In 2003, Gershon's team, including colleagues Eiji Hattori, PhD, Chunyu Liu, PhD, Judith A. Badner, MD, PhD, and Susan Christian, PhD, published a landmark paper on the genetics of bipolar disorder, tracing increased susceptibility to this disease to two overlapping genes found on the long arm of chromosome 13. The study was the first to implicate this gene complex, and the second to tie any gene to the development of bipolar disorder, which affects 2 million American adults. Since this report, there have been two published replications.
"The discovery of susceptibility genes for psychiatric disorders has been one of the most intractable problems in human genetics," said Gershon. "In the past few years, we seem to have reached a watershed for psychiatric gene discovery. After years of false starts and unfulfilled promises, we have begun to make real progress."
Bipolar disorder, also known as manic-depressive illness, is a brain disorder that causes profound shifts in a person's mood, with spurts of high energy and elation alternating with longer periods of fatigue and deep sadness. It affects about one percent of adults, usually beginning in late adolescence. The disorder is caused by multiple genes, each contributing a small part.

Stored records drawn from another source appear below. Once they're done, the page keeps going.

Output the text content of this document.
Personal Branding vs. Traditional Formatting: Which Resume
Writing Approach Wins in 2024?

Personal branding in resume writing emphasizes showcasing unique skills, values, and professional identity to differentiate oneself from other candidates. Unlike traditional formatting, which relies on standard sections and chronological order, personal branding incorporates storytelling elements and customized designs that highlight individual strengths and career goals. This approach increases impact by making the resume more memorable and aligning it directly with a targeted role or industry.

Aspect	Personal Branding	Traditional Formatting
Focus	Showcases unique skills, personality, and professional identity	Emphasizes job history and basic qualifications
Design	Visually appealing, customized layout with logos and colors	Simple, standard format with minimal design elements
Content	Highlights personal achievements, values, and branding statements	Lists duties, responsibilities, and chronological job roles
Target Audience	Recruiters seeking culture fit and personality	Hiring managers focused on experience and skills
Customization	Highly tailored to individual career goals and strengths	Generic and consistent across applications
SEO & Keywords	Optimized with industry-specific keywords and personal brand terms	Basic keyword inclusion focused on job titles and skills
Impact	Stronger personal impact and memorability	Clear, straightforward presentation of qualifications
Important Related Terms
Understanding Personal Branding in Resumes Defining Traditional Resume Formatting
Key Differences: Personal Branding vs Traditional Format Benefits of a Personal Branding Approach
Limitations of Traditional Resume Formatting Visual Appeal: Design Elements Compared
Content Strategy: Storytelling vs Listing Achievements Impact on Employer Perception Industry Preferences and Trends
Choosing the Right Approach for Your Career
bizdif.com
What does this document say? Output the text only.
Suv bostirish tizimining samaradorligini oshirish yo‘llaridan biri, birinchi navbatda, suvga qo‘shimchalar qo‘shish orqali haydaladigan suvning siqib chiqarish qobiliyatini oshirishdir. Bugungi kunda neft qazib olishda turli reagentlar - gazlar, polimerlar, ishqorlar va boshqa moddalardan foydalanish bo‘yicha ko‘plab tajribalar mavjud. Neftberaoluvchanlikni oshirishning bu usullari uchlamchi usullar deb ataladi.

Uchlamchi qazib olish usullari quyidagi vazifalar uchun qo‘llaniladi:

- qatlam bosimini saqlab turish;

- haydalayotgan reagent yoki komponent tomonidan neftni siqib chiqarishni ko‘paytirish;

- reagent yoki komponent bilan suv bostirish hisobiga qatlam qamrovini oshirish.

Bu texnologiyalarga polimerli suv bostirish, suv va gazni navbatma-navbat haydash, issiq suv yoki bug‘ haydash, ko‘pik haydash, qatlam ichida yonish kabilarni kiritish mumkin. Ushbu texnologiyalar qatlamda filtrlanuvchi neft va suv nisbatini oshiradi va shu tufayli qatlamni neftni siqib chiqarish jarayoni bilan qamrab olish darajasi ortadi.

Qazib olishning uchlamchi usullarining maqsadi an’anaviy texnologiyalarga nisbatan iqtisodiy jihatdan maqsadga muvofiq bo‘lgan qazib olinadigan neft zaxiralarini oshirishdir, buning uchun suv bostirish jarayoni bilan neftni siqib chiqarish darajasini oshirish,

The bipolar gene on chromosome 13 has a "weak effect," said Gershon, increasing susceptibility to the disease by about 25 percent.
Gershon, routinely named in the publication "The Best Doctors in America" for care of patients with mood disorders, earned his BA and MD from Harvard. He came to the University of Chicago as chairman of the department of psychiatry in 1998 from the National Institute of Mental Health, where he was chief of the Clinical Neurogenetics Branch. He stepped down as chairman last year.
A member of the editorial boards of several psychiatric journals, and past president of the American Psychopathological Association, Gershon has edited four books and written more than 350 articles on the neurobiology, genetics, and treatment of mental disorders.